Allergy to penicillins is the most frequent cause of drug-induced immunological conditions, but nurses are not always able to identify penicillins accurately. A study was performed to assess the impact of separate storage on allergy-checking practices and knowledge about penicillins. In the study hospital, patients’ allergy status is shown on their identity wristbands. The penicillin cupboard was labelled with a notice saying “Stop – check allergies. Do not give to patients allergic to penicillins”.
The results showed that checks of allergy status were made on 89% of occasions when a separate cupboard was used, compared with 47% when storage was not separated. However, during 17 routine cupboard checks non-beta-lactams were found in the cupboard on seven occasions and beta-lactams were found in the main medicines cupboards on six occasions. Clearly, the benefits of the cupboard would be lost in these circumstances, said Dr Oborne.
Pharmacists are uniquely placed to connect early research with the end-user because they understand the medicine, patient, GP, surgeon and practical elements of procurement and distribution, argued Steve Brocchini (School of Pharmacy, University of London). Patientinspired research is about keeping your eye on the ball and spotting opportunities and needs. Moreover, making the effort to translate research can further refine our ability to teach with a more critical eye, he continued.

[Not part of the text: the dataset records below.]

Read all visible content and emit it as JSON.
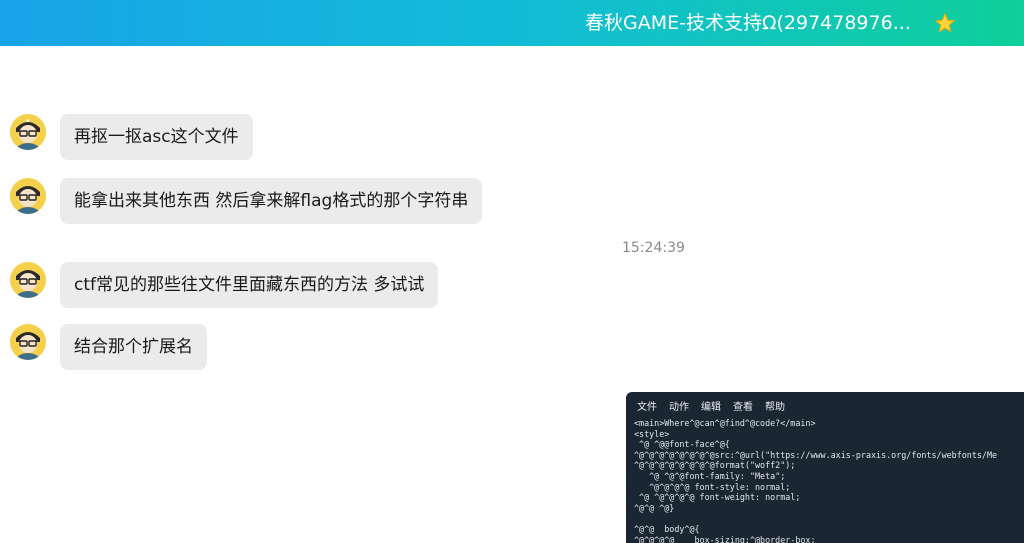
{
  "header": {
    "title": "春秋GAME-技术支持Ω(297478976...",
    "star_icon": "star-icon",
    "gradient_start": "#18a4e8",
    "gradient_end": "#0fcf9a"
  },
  "messages": [
    {
      "text": "再抠一抠asc这个文件",
      "avatar": "avatar-icon"
    },
    {
      "text": "能拿出来其他东西 然后拿来解flag格式的那个字符串",
      "avatar": "avatar-icon"
    },
    {
      "text": "ctf常见的那些往文件里面藏东西的方法 多试试",
      "avatar": "avatar-icon"
    },
    {
      "text": "结合那个扩展名",
      "avatar": "avatar-icon"
    }
  ],
  "timestamp": "15:24:39",
  "terminal": {
    "menu": [
      "文件",
      "动作",
      "编辑",
      "查看",
      "帮助"
    ],
    "lines": [
      "<main>Where^@can^@find^@code?</main>",
      "<style>",
      " ^@ ^@@font-face^@{",
      "^@^@^@^@^@^@^@^@src:^@url(\"https://www.axis-praxis.org/fonts/webfonts/Me",
      "^@^@^@^@^@^@^@^@format(\"woff2\");",
      "   ^@ ^@^@font-family: \"Meta\";",
      "   ^@^@^@^@ font-style: normal;",
      " ^@ ^@^@^@^@ font-weight: normal;",
      "^@^@ ^@}",
      "",
      "^@^@  body^@{",
      "^@^@^@^@    box-sizing:^@border-box;"
    ]
  },
  "colors": {
    "bubble_bg": "#ebebeb",
    "terminal_bg": "#1b2633"
  }
}
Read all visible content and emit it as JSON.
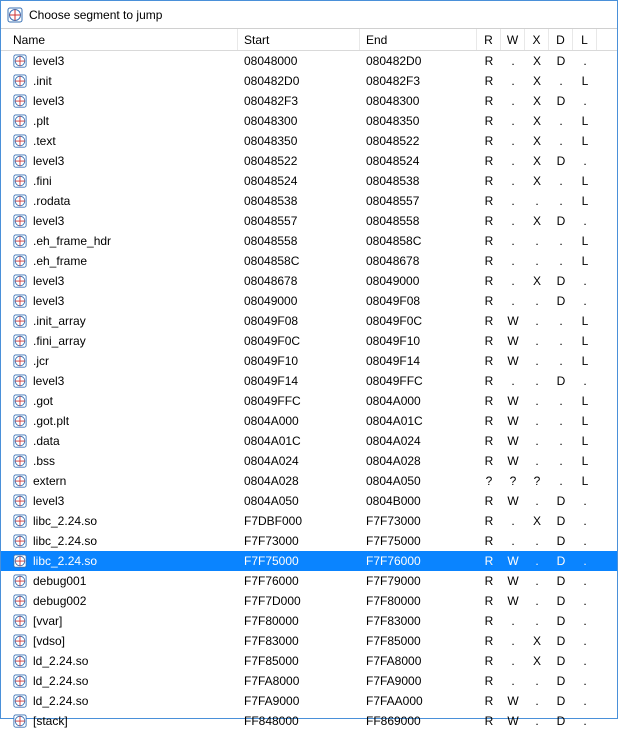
{
  "window": {
    "title": "Choose segment to jump"
  },
  "columns": {
    "name": "Name",
    "start": "Start",
    "end": "End",
    "r": "R",
    "w": "W",
    "x": "X",
    "d": "D",
    "l": "L"
  },
  "selected_index": 25,
  "segments": [
    {
      "name": "level3",
      "start": "08048000",
      "end": "080482D0",
      "r": "R",
      "w": ".",
      "x": "X",
      "d": "D",
      "l": "."
    },
    {
      "name": ".init",
      "start": "080482D0",
      "end": "080482F3",
      "r": "R",
      "w": ".",
      "x": "X",
      "d": ".",
      "l": "L"
    },
    {
      "name": "level3",
      "start": "080482F3",
      "end": "08048300",
      "r": "R",
      "w": ".",
      "x": "X",
      "d": "D",
      "l": "."
    },
    {
      "name": ".plt",
      "start": "08048300",
      "end": "08048350",
      "r": "R",
      "w": ".",
      "x": "X",
      "d": ".",
      "l": "L"
    },
    {
      "name": ".text",
      "start": "08048350",
      "end": "08048522",
      "r": "R",
      "w": ".",
      "x": "X",
      "d": ".",
      "l": "L"
    },
    {
      "name": "level3",
      "start": "08048522",
      "end": "08048524",
      "r": "R",
      "w": ".",
      "x": "X",
      "d": "D",
      "l": "."
    },
    {
      "name": ".fini",
      "start": "08048524",
      "end": "08048538",
      "r": "R",
      "w": ".",
      "x": "X",
      "d": ".",
      "l": "L"
    },
    {
      "name": ".rodata",
      "start": "08048538",
      "end": "08048557",
      "r": "R",
      "w": ".",
      "x": ".",
      "d": ".",
      "l": "L"
    },
    {
      "name": "level3",
      "start": "08048557",
      "end": "08048558",
      "r": "R",
      "w": ".",
      "x": "X",
      "d": "D",
      "l": "."
    },
    {
      "name": ".eh_frame_hdr",
      "start": "08048558",
      "end": "0804858C",
      "r": "R",
      "w": ".",
      "x": ".",
      "d": ".",
      "l": "L"
    },
    {
      "name": ".eh_frame",
      "start": "0804858C",
      "end": "08048678",
      "r": "R",
      "w": ".",
      "x": ".",
      "d": ".",
      "l": "L"
    },
    {
      "name": "level3",
      "start": "08048678",
      "end": "08049000",
      "r": "R",
      "w": ".",
      "x": "X",
      "d": "D",
      "l": "."
    },
    {
      "name": "level3",
      "start": "08049000",
      "end": "08049F08",
      "r": "R",
      "w": ".",
      "x": ".",
      "d": "D",
      "l": "."
    },
    {
      "name": ".init_array",
      "start": "08049F08",
      "end": "08049F0C",
      "r": "R",
      "w": "W",
      "x": ".",
      "d": ".",
      "l": "L"
    },
    {
      "name": ".fini_array",
      "start": "08049F0C",
      "end": "08049F10",
      "r": "R",
      "w": "W",
      "x": ".",
      "d": ".",
      "l": "L"
    },
    {
      "name": ".jcr",
      "start": "08049F10",
      "end": "08049F14",
      "r": "R",
      "w": "W",
      "x": ".",
      "d": ".",
      "l": "L"
    },
    {
      "name": "level3",
      "start": "08049F14",
      "end": "08049FFC",
      "r": "R",
      "w": ".",
      "x": ".",
      "d": "D",
      "l": "."
    },
    {
      "name": ".got",
      "start": "08049FFC",
      "end": "0804A000",
      "r": "R",
      "w": "W",
      "x": ".",
      "d": ".",
      "l": "L"
    },
    {
      "name": ".got.plt",
      "start": "0804A000",
      "end": "0804A01C",
      "r": "R",
      "w": "W",
      "x": ".",
      "d": ".",
      "l": "L"
    },
    {
      "name": ".data",
      "start": "0804A01C",
      "end": "0804A024",
      "r": "R",
      "w": "W",
      "x": ".",
      "d": ".",
      "l": "L"
    },
    {
      "name": ".bss",
      "start": "0804A024",
      "end": "0804A028",
      "r": "R",
      "w": "W",
      "x": ".",
      "d": ".",
      "l": "L"
    },
    {
      "name": "extern",
      "start": "0804A028",
      "end": "0804A050",
      "r": "?",
      "w": "?",
      "x": "?",
      "d": ".",
      "l": "L"
    },
    {
      "name": "level3",
      "start": "0804A050",
      "end": "0804B000",
      "r": "R",
      "w": "W",
      "x": ".",
      "d": "D",
      "l": "."
    },
    {
      "name": "libc_2.24.so",
      "start": "F7DBF000",
      "end": "F7F73000",
      "r": "R",
      "w": ".",
      "x": "X",
      "d": "D",
      "l": "."
    },
    {
      "name": "libc_2.24.so",
      "start": "F7F73000",
      "end": "F7F75000",
      "r": "R",
      "w": ".",
      "x": ".",
      "d": "D",
      "l": "."
    },
    {
      "name": "libc_2.24.so",
      "start": "F7F75000",
      "end": "F7F76000",
      "r": "R",
      "w": "W",
      "x": ".",
      "d": "D",
      "l": "."
    },
    {
      "name": "debug001",
      "start": "F7F76000",
      "end": "F7F79000",
      "r": "R",
      "w": "W",
      "x": ".",
      "d": "D",
      "l": "."
    },
    {
      "name": "debug002",
      "start": "F7F7D000",
      "end": "F7F80000",
      "r": "R",
      "w": "W",
      "x": ".",
      "d": "D",
      "l": "."
    },
    {
      "name": "[vvar]",
      "start": "F7F80000",
      "end": "F7F83000",
      "r": "R",
      "w": ".",
      "x": ".",
      "d": "D",
      "l": "."
    },
    {
      "name": "[vdso]",
      "start": "F7F83000",
      "end": "F7F85000",
      "r": "R",
      "w": ".",
      "x": "X",
      "d": "D",
      "l": "."
    },
    {
      "name": "ld_2.24.so",
      "start": "F7F85000",
      "end": "F7FA8000",
      "r": "R",
      "w": ".",
      "x": "X",
      "d": "D",
      "l": "."
    },
    {
      "name": "ld_2.24.so",
      "start": "F7FA8000",
      "end": "F7FA9000",
      "r": "R",
      "w": ".",
      "x": ".",
      "d": "D",
      "l": "."
    },
    {
      "name": "ld_2.24.so",
      "start": "F7FA9000",
      "end": "F7FAA000",
      "r": "R",
      "w": "W",
      "x": ".",
      "d": "D",
      "l": "."
    },
    {
      "name": "[stack]",
      "start": "FF848000",
      "end": "FF869000",
      "r": "R",
      "w": "W",
      "x": ".",
      "d": "D",
      "l": "."
    }
  ]
}
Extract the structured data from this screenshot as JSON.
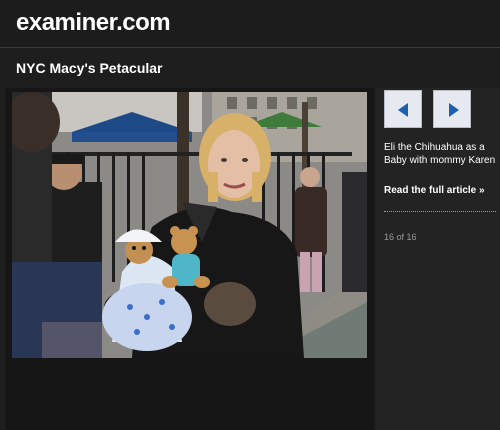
{
  "site": {
    "logo_prefix": "e",
    "logo_rest": "xaminer.com"
  },
  "gallery": {
    "title": "NYC Macy's Petacular",
    "caption": "Eli the Chihuahua as a Baby with mommy Karen",
    "read_more": "Read the full article »",
    "counter": "16 of 16"
  },
  "icons": {
    "prev": "arrow-left-icon",
    "next": "arrow-right-icon"
  },
  "colors": {
    "background": "#1e1e1e",
    "nav_button": "#e6e9ef",
    "arrow": "#1f5fb0",
    "muted_text": "#9a9a9a"
  }
}
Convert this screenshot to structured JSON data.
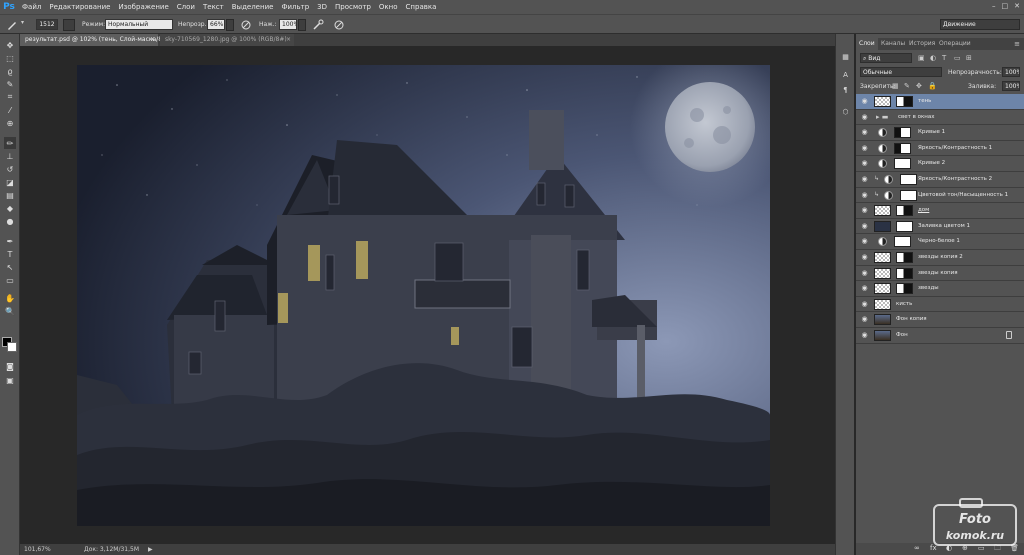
{
  "app": {
    "logo": "Ps"
  },
  "menu": [
    "Файл",
    "Редактирование",
    "Изображение",
    "Слои",
    "Текст",
    "Выделение",
    "Фильтр",
    "3D",
    "Просмотр",
    "Окно",
    "Справка"
  ],
  "window_buttons": [
    "–",
    "□",
    "✕"
  ],
  "options": {
    "brush_size": "1512",
    "mode_label": "Режим:",
    "mode_value": "Нормальный",
    "opacity_label": "Непрозр.:",
    "opacity_value": "66%",
    "flow_label": "Наж.:",
    "flow_value": "100%",
    "workspace": "Движение"
  },
  "doc_tabs": [
    {
      "label": "результат.psd @ 102% (тень, Слой-маска/8)",
      "close": "×"
    },
    {
      "label": "sky-710569_1280.jpg @ 100% (RGB/8#)",
      "close": "×"
    }
  ],
  "status": {
    "zoom": "101,67%",
    "doc": "Док: 3,12M/31,5M",
    "arrow": "▶"
  },
  "layers_panel": {
    "tabs": [
      "Слои",
      "Каналы",
      "История",
      "Операции"
    ],
    "kind_label": "Вид",
    "blend_mode": "Обычные",
    "opacity_label": "Непрозрачность:",
    "opacity_value": "100%",
    "lock_label": "Закрепить:",
    "fill_label": "Заливка:",
    "fill_value": "100%",
    "layers": [
      {
        "name": "тень",
        "selected": true,
        "type": "pixel-mask"
      },
      {
        "name": "свет в окнах",
        "selected": false,
        "type": "group"
      },
      {
        "name": "Кривые 1",
        "selected": false,
        "type": "adjustment"
      },
      {
        "name": "Яркость/Контрастность 1",
        "selected": false,
        "type": "adjustment"
      },
      {
        "name": "Кривые 2",
        "selected": false,
        "type": "adjustment"
      },
      {
        "name": "Яркость/Контрастность 2",
        "selected": false,
        "type": "adjustment-clipped"
      },
      {
        "name": "Цветовой тон/Насыщенность 1",
        "selected": false,
        "type": "adjustment-clipped"
      },
      {
        "name": "дом",
        "selected": false,
        "type": "pixel-mask"
      },
      {
        "name": "Заливка цветом 1",
        "selected": false,
        "type": "fill"
      },
      {
        "name": "Черно-белое 1",
        "selected": false,
        "type": "adjustment"
      },
      {
        "name": "звезды копия 2",
        "selected": false,
        "type": "pixel-mask"
      },
      {
        "name": "звезды копия",
        "selected": false,
        "type": "pixel-mask"
      },
      {
        "name": "звезды",
        "selected": false,
        "type": "pixel-mask"
      },
      {
        "name": "кисть",
        "selected": false,
        "type": "pixel"
      },
      {
        "name": "Фон копия",
        "selected": false,
        "type": "photo"
      },
      {
        "name": "Фон",
        "selected": false,
        "type": "photo-locked"
      }
    ],
    "bottom_icons": [
      "∞",
      "fx",
      "◐",
      "⊕",
      "▭",
      "🗀",
      "🗑"
    ]
  },
  "watermark": {
    "line1": "Foto",
    "line2": "komok.ru"
  },
  "colors": {
    "ui_bg": "#535353",
    "dark_bg": "#282828",
    "selected_layer": "#6d85a9",
    "ps_blue": "#2fa3ff"
  }
}
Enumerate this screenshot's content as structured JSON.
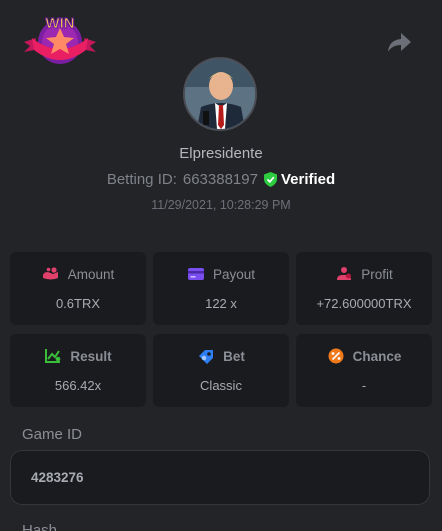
{
  "header": {
    "badge_text": "WIN"
  },
  "profile": {
    "username": "Elpresidente",
    "betting_id_label": "Betting ID:",
    "betting_id": "663388197",
    "verified_label": "Verified",
    "timestamp": "11/29/2021, 10:28:29 PM"
  },
  "stats": [
    {
      "label": "Amount",
      "value": "0.6TRX",
      "icon": "amount-icon",
      "color": "#e0406a"
    },
    {
      "label": "Payout",
      "value": "122 x",
      "icon": "payout-icon",
      "color": "#7a4df0"
    },
    {
      "label": "Profit",
      "value": "+72.600000TRX",
      "icon": "profit-icon",
      "color": "#e0406a"
    },
    {
      "label": "Result",
      "value": "566.42x",
      "icon": "result-icon",
      "color": "#3bbf3b"
    },
    {
      "label": "Bet",
      "value": "Classic",
      "icon": "bet-icon",
      "color": "#2f7df2"
    },
    {
      "label": "Chance",
      "value": "-",
      "icon": "chance-icon",
      "color": "#f07a1a"
    }
  ],
  "game": {
    "label": "Game ID",
    "value": "4283276"
  },
  "hash": {
    "label": "Hash"
  }
}
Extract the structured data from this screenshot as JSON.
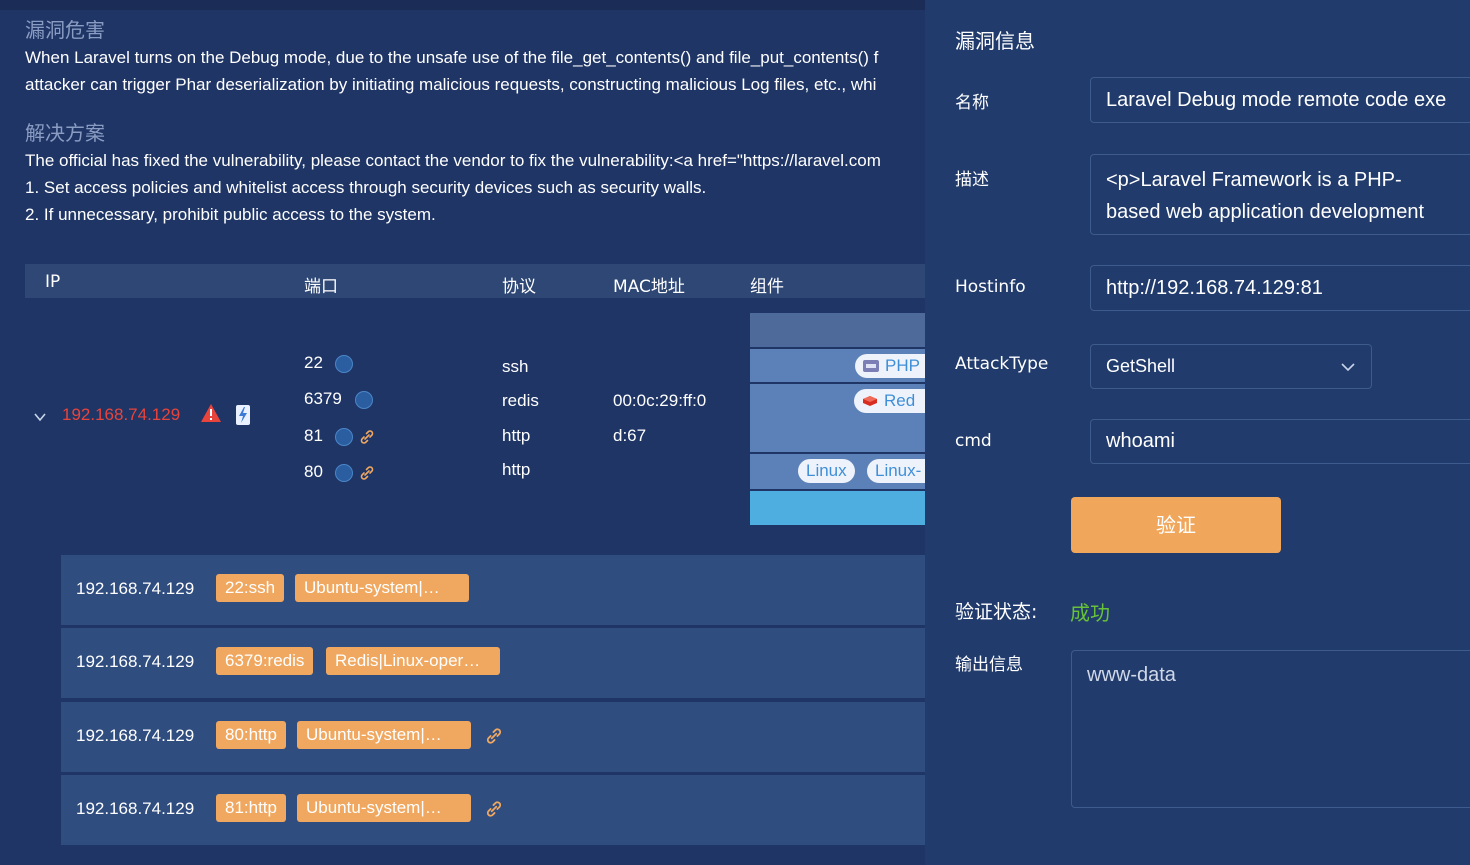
{
  "vuln": {
    "hazard_title": "漏洞危害",
    "hazard_line1": "When Laravel turns on the Debug mode, due to the unsafe use of the file_get_contents() and file_put_contents() f",
    "hazard_line2": "attacker can trigger Phar deserialization by initiating malicious requests, constructing malicious Log files, etc., whi",
    "solution_title": "解决方案",
    "solution_line1": "The official has fixed the vulnerability, please contact the vendor to fix the vulnerability:<a href=\"https://laravel.com",
    "solution_line2": "1. Set access policies and whitelist access through security devices such as security walls.",
    "solution_line3": "2. If unnecessary, prohibit public access to the system."
  },
  "table": {
    "headers": {
      "ip": "IP",
      "port": "端口",
      "protocol": "协议",
      "mac": "MAC地址",
      "component": "组件"
    },
    "host": {
      "ip": "192.168.74.129",
      "ports": [
        "22",
        "6379",
        "81",
        "80"
      ],
      "protocols": [
        "ssh",
        "redis",
        "http",
        "http"
      ],
      "mac_line1": "00:0c:29:ff:0",
      "mac_line2": "d:67",
      "components": [
        "PHP",
        "Red",
        "Linux",
        "Linux-"
      ]
    }
  },
  "rows": [
    {
      "ip": "192.168.74.129",
      "port_tag": "22:ssh",
      "comp_tag": "Ubuntu-system|…"
    },
    {
      "ip": "192.168.74.129",
      "port_tag": "6379:redis",
      "comp_tag": "Redis|Linux-oper…"
    },
    {
      "ip": "192.168.74.129",
      "port_tag": "80:http",
      "comp_tag": "Ubuntu-system|…"
    },
    {
      "ip": "192.168.74.129",
      "port_tag": "81:http",
      "comp_tag": "Ubuntu-system|…"
    }
  ],
  "drawer": {
    "title": "漏洞信息",
    "name_label": "名称",
    "name_value": "Laravel Debug mode remote code exe",
    "desc_label": "描述",
    "desc_line1": "<p>Laravel Framework is a PHP-",
    "desc_line2": "based web application development",
    "hostinfo_label": "Hostinfo",
    "hostinfo_value": "http://192.168.74.129:81",
    "attacktype_label": "AttackType",
    "attacktype_value": "GetShell",
    "cmd_label": "cmd",
    "cmd_value": "whoami",
    "verify_button": "验证",
    "status_label": "验证状态:",
    "status_value": "成功",
    "output_label": "输出信息",
    "output_value": "www-data"
  },
  "colors": {
    "background": "#1f3566",
    "host_ip_red": "#e8443b",
    "tag_orange": "#f0a860",
    "button_orange": "#f0a75b",
    "success_green": "#67c23a"
  }
}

An example of the kind of thinking that is needed is provided by proteins and poorly soluble drugs. Proteins are quickly cleared from the body so that it is impossible to determine dose-response relationships, and frequent dosing is necessary. In fact, rapid clearance of proteins from the body is a undamental problem that is limiting the widespread development of protein-based medicines, he said. New approaches are now needed to make better protein products with longer half-lives. New methods of PEGylation, exploiting disulphide bonds, might be one way forward.
Another example is a polymer-linked amphotericin B (PolyAmB) that is used to treat leishmaniasis in India, where AmBisome (liposomal amphotericin) is too expensive.
Schools of pharmacy straddle both the basic science and the application endpoints of research. Furthermore, pharmacy is a profession that understands goals and milestones, and this means that it is well positioned from a business perspective.
Pharmacists will continue to become even greater stakeholders in helping to influence the development of new treatments, predicted Dr Brocchini.